In this future system, the internet of things gathers knowledge about all local food sources on the island, which is updated daily and accessible to the people. This food is gathered, not physically like in the old mass retailers, but in online data. This internet of things could be done either in a one-step system, or in two. This second option is a way of working that has kept similarities with the standardized way things were done in 2015. The first part gathers information on crop growths and locations for a retailer, a gathering point, which transports this food in one location. The other step would be a database from the retailer, that sends out information on the current stock of this shop. The inhabitants of Texel would travel to this shop for their (bi-)weekly groceries run.
A one-step database combines these two steps, gathering information from availability and locations directly from the producers, and then informs the customers of this directly. Since in both cases this whole island remains a micro-system, it involves a lot of travel to gather relatively small quantities of goods from a larger quantity of producers. This requires a lot of travel. At this moment, the autonomous travel system comes into play. Vehicles large enough to transport humans are heavy, and the combined weight of human and vehicle costs a lot of energy to transport. By using autonomous vehicles, such as drones, or something similar, that only have to transport relatively small quantities of product, a much lighter vehicle can be made. These smaller transports are then capable of running on renewable energy sources. These vehicles can transport all local products to a single retailer, to assure a constant supply and renewal of goods. In the second case, the one step system without retailers, these drones could directly transport all goods from the producer to the consumer, once this consumer has composed a shopping list.
In 4.2.2 we already mentioned one of the problems that came up during the analysis of food as a lifestyle aspect. In the 21st century, humans have become very used to eating a varied and international diet, and Texel is not capable of reproducing all these goods, for example pasta, locally. In this case there are 3D printers that could solve this lack. These printers are capable of producing this food using base materials. In 50 years, every household could have one of these, to print foods as needed. Or, this single retailer could have several 3D printers, and makes sure to have a stock of these products for when people want to buy them.
4.2.4. Rules and regulations
When the Internet of things was explained in this chapter, we mentioned a possible point system, which would provide points, with corresponding bonuses to people as they bought local and sustainable products. This system could be worked into the data, and could distribute discounts to people based on these merits. These discounts would help bring down the price of local products to stimulate the profit local target group. The system works with tags on the produced food that entail the production post of origin. The more this point is closer to the eventual consuming point the more points you get.

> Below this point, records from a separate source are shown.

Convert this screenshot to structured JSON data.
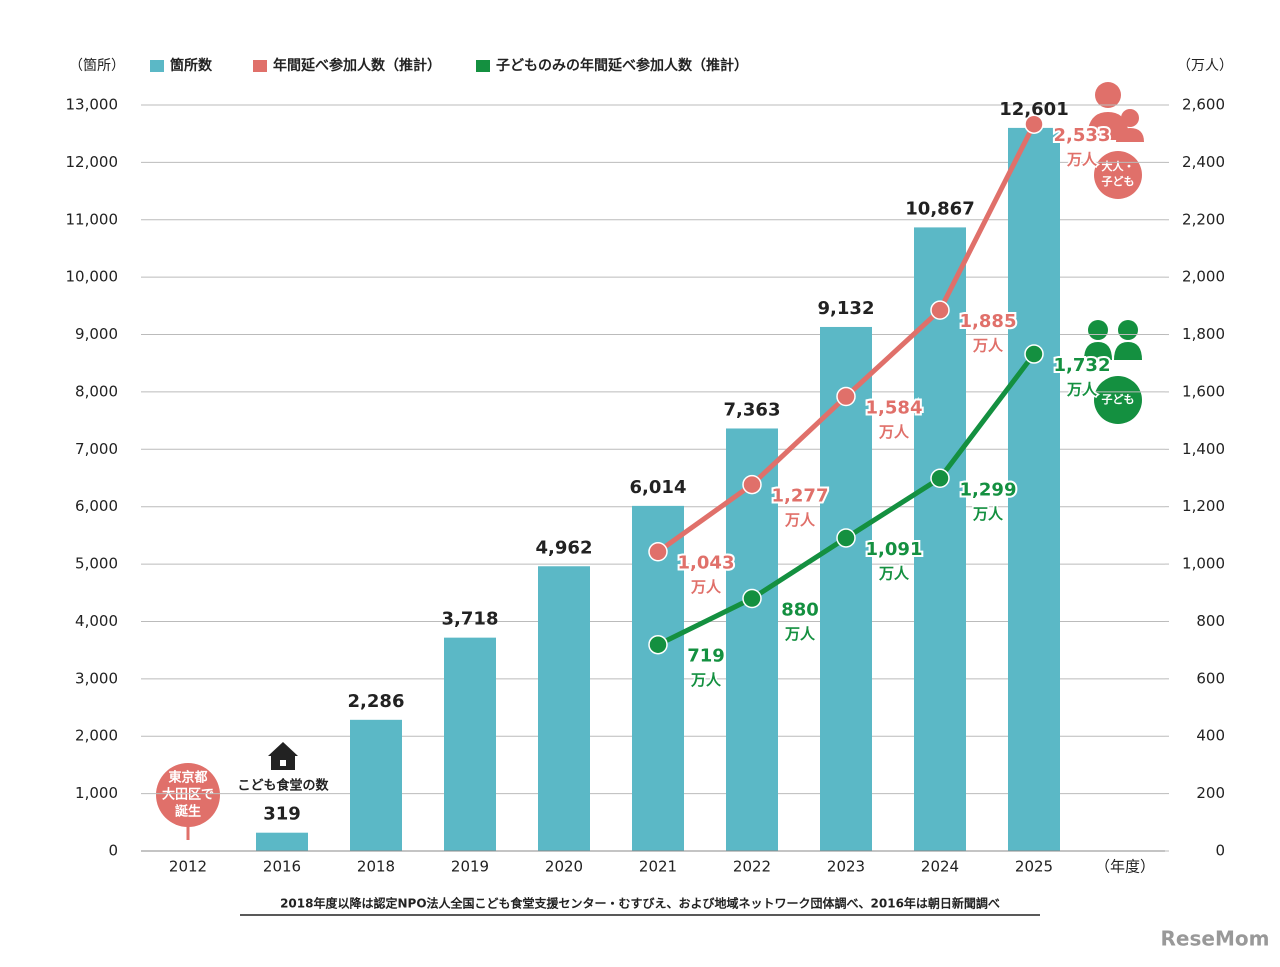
{
  "chart_data": {
    "type": "bar",
    "categories": [
      "2012",
      "2016",
      "2018",
      "2019",
      "2020",
      "2021",
      "2022",
      "2023",
      "2024",
      "2025"
    ],
    "series": [
      {
        "name": "箇所数",
        "type": "bar",
        "color": "#5bb8c6",
        "values": [
          null,
          319,
          2286,
          3718,
          4962,
          6014,
          7363,
          9132,
          10867,
          12601
        ],
        "value_labels": [
          null,
          "319",
          "2,286",
          "3,718",
          "4,962",
          "6,014",
          "7,363",
          "9,132",
          "10,867",
          "12,601"
        ]
      },
      {
        "name": "年間延べ参加人数（推計）",
        "type": "line",
        "axis": "y2",
        "color": "#e0706a",
        "values": [
          null,
          null,
          null,
          null,
          null,
          1043,
          1277,
          1584,
          1885,
          2533
        ],
        "value_labels": [
          null,
          null,
          null,
          null,
          null,
          "1,043",
          "1,277",
          "1,584",
          "1,885",
          "2,533"
        ]
      },
      {
        "name": "子どものみの年間延べ参加人数（推計）",
        "type": "line",
        "axis": "y2",
        "color": "#149040",
        "values": [
          null,
          null,
          null,
          null,
          null,
          719,
          880,
          1091,
          1299,
          1732
        ],
        "value_labels": [
          null,
          null,
          null,
          null,
          null,
          "719",
          "880",
          "1,091",
          "1,299",
          "1,732"
        ]
      }
    ],
    "line_value_unit": "万人",
    "y_label": "（箇所）",
    "y2_label": "（万人）",
    "x_label": "（年度）",
    "ylim": [
      0,
      13000
    ],
    "yticks": [
      0,
      {
        "value": 1000,
        "label": "1,000"
      },
      {
        "value": 2000,
        "label": "2,000"
      },
      {
        "value": 3000,
        "label": "3,000"
      },
      {
        "value": 4000,
        "label": "4,000"
      },
      {
        "value": 5000,
        "label": "5,000"
      },
      {
        "value": 6000,
        "label": "6,000"
      },
      {
        "value": 7000,
        "label": "7,000"
      },
      {
        "value": 8000,
        "label": "8,000"
      },
      {
        "value": 9000,
        "label": "9,000"
      },
      {
        "value": 10000,
        "label": "10,000"
      },
      {
        "value": 11000,
        "label": "11,000"
      },
      {
        "value": 12000,
        "label": "12,000"
      },
      {
        "value": 13000,
        "label": "13,000"
      }
    ],
    "y2lim": [
      0,
      2600
    ],
    "y2ticks": [
      0,
      200,
      400,
      600,
      800,
      {
        "value": 1000,
        "label": "1,000"
      },
      {
        "value": 1200,
        "label": "1,200"
      },
      {
        "value": 1400,
        "label": "1,400"
      },
      {
        "value": 1600,
        "label": "1,600"
      },
      {
        "value": 1800,
        "label": "1,800"
      },
      {
        "value": 2000,
        "label": "2,000"
      },
      {
        "value": 2200,
        "label": "2,200"
      },
      {
        "value": 2400,
        "label": "2,400"
      },
      {
        "value": 2600,
        "label": "2,600"
      }
    ],
    "grid": true,
    "legend": "top",
    "annotations": {
      "origin": [
        "東京都",
        "大田区で",
        "誕生"
      ],
      "count_note": "こども食堂の数",
      "badge_all": [
        "大人・",
        "子ども"
      ],
      "badge_children": "子ども"
    },
    "source": "2018年度以降は認定NPO法人全国こども食堂支援センター・むすびえ、および地域ネットワーク団体調べ、2016年は朝日新聞調べ",
    "watermark": "ReseMom"
  }
}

Another option would be to use negative stimulation instead of positive. By adding travel costs, or sustainability compensation to goods imported from other areas, these goods become more expensive and less attractive. These regulations can be organized from different stakeholder groups, depending on the pathway taken. Either way, it will make sure that local good will always be the profitable option, both economically and sustainably, removing the barrier that stopped profit locals and leisure tourists from buying sustainable foods.